RTPI NEWS: Implementing spatial planning: focus of final council meeting

Meeting for the last time, the council looked forward to the implementation of spatial planning, reports Paul Harris.

The council was fortunate to have two thoroughly absorbing presentations covering two different approaches to strategic planning. Director of sustainable communities at the ODPM Andrew Wells provided an insight into the sustainable communities plan and the Welsh Assembly's head of environmental impact assessment and development plans Lesley Punter talked about the Wales spatial plan.

Sustainable communities

The sustainable communities unit had only been in existence since March 2003. In a very short time it had moved to prepare a major statement on the Thames Gateway and other growth areas and had approved the first pathfinder scheme at Manchester-Salford. It is adopting as its target a better balance between housing land availability and demand for housing in the English regions, while protecting valuable countryside. The unit aims to provide sustainable housing solutions through specific measures in the service delivery agreement.

The imbalance was demonstrated from the excess of housing demand over supply in the south to the low-demand situation in much of the north, and the consequences of high house prices on one hand and abandonment of housing on the other. Tackling the problems in the south requires a new approach to prioritisation and a concentrated commitment to achieving higher dwelling totals. Tackling low demand in the north involves developing schemes based on housing market grant in selected areas. In both situations the importance of design, quality and liveability and the need to involve the community is recognised in the new development solutions that emerge.

Wales spatial plan

Based on a vision of a dynamic, prosperous and inclusive Wales, the Wales spatial plan has evolved from an idea to a reality in an organic way.

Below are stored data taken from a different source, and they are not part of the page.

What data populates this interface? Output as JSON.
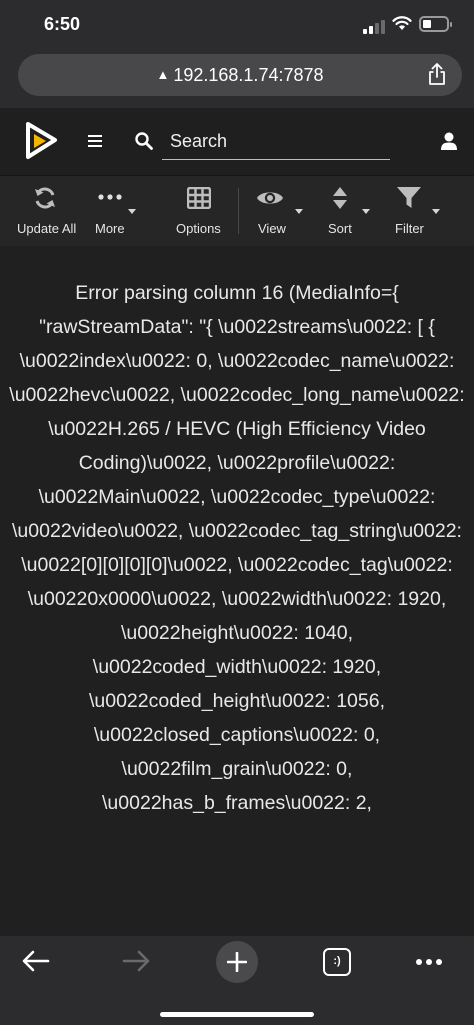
{
  "status_bar": {
    "time": "6:50"
  },
  "browser": {
    "url": "192.168.1.74:7878",
    "warning_icon": "warning-triangle-icon",
    "share_icon": "share-icon"
  },
  "header": {
    "logo": "radarr-play-logo",
    "menu_icon": "hamburger-icon",
    "search_placeholder": "Search",
    "user_icon": "user-icon",
    "accent_color": "#f5b400"
  },
  "toolbar": {
    "update_all": "Update All",
    "more": "More",
    "options": "Options",
    "view": "View",
    "sort": "Sort",
    "filter": "Filter"
  },
  "error_message": "Error parsing column 16 (MediaInfo={ \"rawStreamData\": \"{ \\u0022streams\\u0022: [ { \\u0022index\\u0022: 0, \\u0022codec_name\\u0022: \\u0022hevc\\u0022, \\u0022codec_long_name\\u0022: \\u0022H.265 / HEVC (High Efficiency Video Coding)\\u0022, \\u0022profile\\u0022: \\u0022Main\\u0022, \\u0022codec_type\\u0022: \\u0022video\\u0022, \\u0022codec_tag_string\\u0022: \\u0022[0][0][0][0]\\u0022, \\u0022codec_tag\\u0022: \\u00220x0000\\u0022, \\u0022width\\u0022: 1920, \\u0022height\\u0022: 1040, \\u0022coded_width\\u0022: 1920, \\u0022coded_height\\u0022: 1056, \\u0022closed_captions\\u0022: 0, \\u0022film_grain\\u0022: 0, \\u0022has_b_frames\\u0022: 2,",
  "bottom_bar": {
    "back_icon": "back-arrow-icon",
    "forward_icon": "forward-arrow-icon",
    "new_tab_icon": "plus-icon",
    "tabs_icon": "tabs-icon",
    "tabs_label": ":)",
    "more_icon": "more-dots-icon"
  }
}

Developed at a national policy level, there is a strong sense of identity and a strong mandate through a willingness to involve stakeholders. The plan has received a major cabinet commitment and benefits from a core planning team which has carried the work forward. Based on four objectives and two themes that are used throughout the document, the plan sets a series of challenges that have to be met. From a national spatial perspective, eight local perspectives emerge, and Cardigan Bay was used as an example of the process in action.

The plan emphasises integration and collaboration in seeking sustainable solutions. There is an extended period of consultation going on, with a series of externally facilitated national and area events, culminating in a national seminar in January 2004. Opened to discussion, the lack of a UK spatial plan quickly emerged as a potential obstacle to national planning policy. Jed Griffiths referred to those marginalised by a sustainable communities policy which dealt with specific areas.

Jim Claydon thought the two presentations were in fascinating juxtaposition, with the target-driven approach to sustainable communities opposed to the consensual alternative of the Wales spatial plan. He felt the communities' plan was better described as a national policy rather than a spatial strategy.

It had to tackle a lot of tricky issues, from the hard choices of where to locate development in the south, to the conceptually more difficult re-use of housing in the pathfinder areas.

Tony Hall questioned the delivery of infrastructure in sustainable communities, citing developers' unwillingness to provide this in many cases. Kevin Murray observed that the Wales spatial plan did not go for the "wicked issues" in the same way as the communities' plan but benefited from a longer gestation period. Whereas the debate in England was polarised, concentrating on urban problems, in Wales a more comprehensive approach was being adopted. Andy Farrell asked how England and Wales might deal with cross-border spatial planning issues in the current context.

Responding to these and other issues, Andrew Wells agreed that difficulties remained but there were also pressures for action. Sustainable communities approaches were not prejudicing the brownfield targets but plans were needed to ensure delivery of the work. The north genuinely did not face the same set of problems as the south. Resources reflected that, and there was still a lot of money going to the north. There were significant challenges to delivery but a political will to overcome them.

Lesley Punter saw it as advantageous that the Wales spatial plan had both more time and a requirement to be consensual. It was important to bring people together and yet, if the planned area meetings did not address the "wicked issues", then they will have failed. Ministerial involvement at the committee level ensured an integrated approach.

The president, Vincent Goodstadt, thanked both speakers for their presentations and for being honest about the difficulties faced in implementing their plans. There were more discussions to be had and with the new format of the general assembly, the institute would seek to harness progressive thinking and lead, as well as contribute, to the debates.

At this last meeting of the council, the president referred back to the first meeting which was held in December 1913, almost 90 years earlier.

It unanimously elected some famous names to honorary positions. Thomas Adams as president, Raymond Unwin as vice-president, Professor Patrick Geddes as honorary librarian and George Pepler as honorary secretary and treasurer. As we move forward into a new era, he reflected, we "stand on the shoulders of giants".